Urfaust sind mehr als nur eine Black-Metal-Band: Urfaust stehen für Spiritualität, für Kunst in ihrer hässlichsten Form, für pure Magie. Rabiat und ungehobelt, musikalisch so undefinierbar wie keine andere Black-Metal-Band. Die innere Schönheit ihrer Musik wird nicht jeden erreichen – und das ist sicher auch so beabsichtigt. Diese Musik funktioniert nur, wenn man sich komplett in sie fallen lassen kann.

Urfaust ist eine der wenigen Bands, die wirklich auf dem schmalen Grat zwischen Genie und Wahnsinn Musik erschaffen. Musik, die äußerlich abstoßend und hässlich ist, die aber erkämpft werden muss, um die wahre Magie des Urfaust-Sounds zu erkennen. Zähflüssig baut jeder Song eine unbeschreibliche Stimmung auf – krank und faszinierend zugleich, als hätten sich Urfaust im Tonstudio verirrt und wären mit ihren Instrumenten direkt in der Klapsmühle gelandet.
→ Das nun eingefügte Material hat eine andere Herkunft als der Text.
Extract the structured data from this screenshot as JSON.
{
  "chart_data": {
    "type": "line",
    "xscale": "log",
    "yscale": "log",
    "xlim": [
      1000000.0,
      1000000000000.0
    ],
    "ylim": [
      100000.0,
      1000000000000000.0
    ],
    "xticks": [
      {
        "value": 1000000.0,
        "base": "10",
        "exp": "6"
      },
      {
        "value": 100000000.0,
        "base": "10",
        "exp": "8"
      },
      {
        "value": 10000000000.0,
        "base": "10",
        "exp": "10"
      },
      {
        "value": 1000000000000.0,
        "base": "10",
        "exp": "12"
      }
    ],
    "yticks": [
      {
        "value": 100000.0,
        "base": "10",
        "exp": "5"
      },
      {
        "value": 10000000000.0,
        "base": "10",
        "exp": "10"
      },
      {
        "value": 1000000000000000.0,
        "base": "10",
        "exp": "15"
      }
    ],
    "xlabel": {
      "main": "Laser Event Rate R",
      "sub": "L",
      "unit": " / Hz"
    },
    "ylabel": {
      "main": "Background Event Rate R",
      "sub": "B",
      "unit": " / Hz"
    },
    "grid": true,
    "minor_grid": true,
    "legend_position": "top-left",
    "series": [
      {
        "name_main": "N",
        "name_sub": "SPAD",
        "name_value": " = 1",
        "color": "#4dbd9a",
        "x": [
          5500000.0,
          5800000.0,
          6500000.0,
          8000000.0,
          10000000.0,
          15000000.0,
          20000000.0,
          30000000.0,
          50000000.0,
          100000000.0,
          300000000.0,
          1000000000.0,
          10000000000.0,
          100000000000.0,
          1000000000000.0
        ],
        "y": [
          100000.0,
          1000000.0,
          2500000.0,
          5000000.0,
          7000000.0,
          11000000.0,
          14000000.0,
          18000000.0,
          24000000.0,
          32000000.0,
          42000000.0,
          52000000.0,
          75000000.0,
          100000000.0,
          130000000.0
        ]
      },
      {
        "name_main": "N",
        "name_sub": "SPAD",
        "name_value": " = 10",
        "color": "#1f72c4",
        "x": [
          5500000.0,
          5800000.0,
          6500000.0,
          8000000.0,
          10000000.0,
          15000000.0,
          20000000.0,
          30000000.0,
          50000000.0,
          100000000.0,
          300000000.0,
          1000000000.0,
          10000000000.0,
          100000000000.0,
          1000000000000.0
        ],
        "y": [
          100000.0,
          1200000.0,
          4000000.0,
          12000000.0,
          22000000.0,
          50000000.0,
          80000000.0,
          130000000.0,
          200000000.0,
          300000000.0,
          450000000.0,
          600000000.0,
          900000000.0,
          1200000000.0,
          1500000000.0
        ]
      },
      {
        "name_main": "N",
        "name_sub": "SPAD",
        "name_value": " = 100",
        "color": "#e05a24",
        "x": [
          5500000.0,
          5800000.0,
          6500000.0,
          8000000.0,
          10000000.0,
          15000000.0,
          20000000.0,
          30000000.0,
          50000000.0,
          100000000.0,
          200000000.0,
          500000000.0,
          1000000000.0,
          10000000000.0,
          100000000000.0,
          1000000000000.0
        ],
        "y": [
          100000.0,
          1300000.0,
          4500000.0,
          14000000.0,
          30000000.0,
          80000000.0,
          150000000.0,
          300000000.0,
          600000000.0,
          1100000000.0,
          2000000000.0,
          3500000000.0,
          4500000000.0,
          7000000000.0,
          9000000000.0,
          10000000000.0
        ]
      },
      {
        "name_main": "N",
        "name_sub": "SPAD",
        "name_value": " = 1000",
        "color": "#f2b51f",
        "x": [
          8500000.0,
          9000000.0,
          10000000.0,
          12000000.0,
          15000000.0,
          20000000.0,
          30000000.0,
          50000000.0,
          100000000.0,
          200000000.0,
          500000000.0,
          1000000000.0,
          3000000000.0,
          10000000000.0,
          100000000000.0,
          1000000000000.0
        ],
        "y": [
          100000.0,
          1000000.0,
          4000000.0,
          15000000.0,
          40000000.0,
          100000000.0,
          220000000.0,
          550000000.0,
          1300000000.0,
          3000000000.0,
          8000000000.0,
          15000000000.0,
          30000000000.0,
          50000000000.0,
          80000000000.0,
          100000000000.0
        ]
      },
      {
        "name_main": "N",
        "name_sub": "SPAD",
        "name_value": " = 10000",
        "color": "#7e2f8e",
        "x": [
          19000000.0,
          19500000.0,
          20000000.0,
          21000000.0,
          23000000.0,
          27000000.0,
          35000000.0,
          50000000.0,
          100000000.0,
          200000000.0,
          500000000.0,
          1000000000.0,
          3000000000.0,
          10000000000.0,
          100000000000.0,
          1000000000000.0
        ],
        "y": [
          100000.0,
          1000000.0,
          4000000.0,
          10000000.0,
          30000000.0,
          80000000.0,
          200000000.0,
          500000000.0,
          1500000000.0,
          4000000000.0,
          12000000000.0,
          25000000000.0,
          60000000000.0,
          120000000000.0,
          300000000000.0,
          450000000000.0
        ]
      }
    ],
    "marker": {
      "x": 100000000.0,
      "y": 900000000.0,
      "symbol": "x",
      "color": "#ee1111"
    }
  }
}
Wie viele beneidenswerte Songs Urfaust geschrieben haben, ist ebenfalls in der Black-Metal-Szene einzigartig. Ob man nun die vielen Split-Veröffentlichungen, die EPs oder die drei regulären Alben „Geist ist Teufel“, „Verräterischer, Nichtswürdiger Geist“ (2005) oder das aktuelle Meisterwerk „Der freiwillige Bettler“ (2010) betrachtet – jede einzelne Veröffentlichung enthält mehr als Black Metal. Ihre Musik geht weit über die Grenzen hinaus und erschafft etwas völlig Eigenartiges.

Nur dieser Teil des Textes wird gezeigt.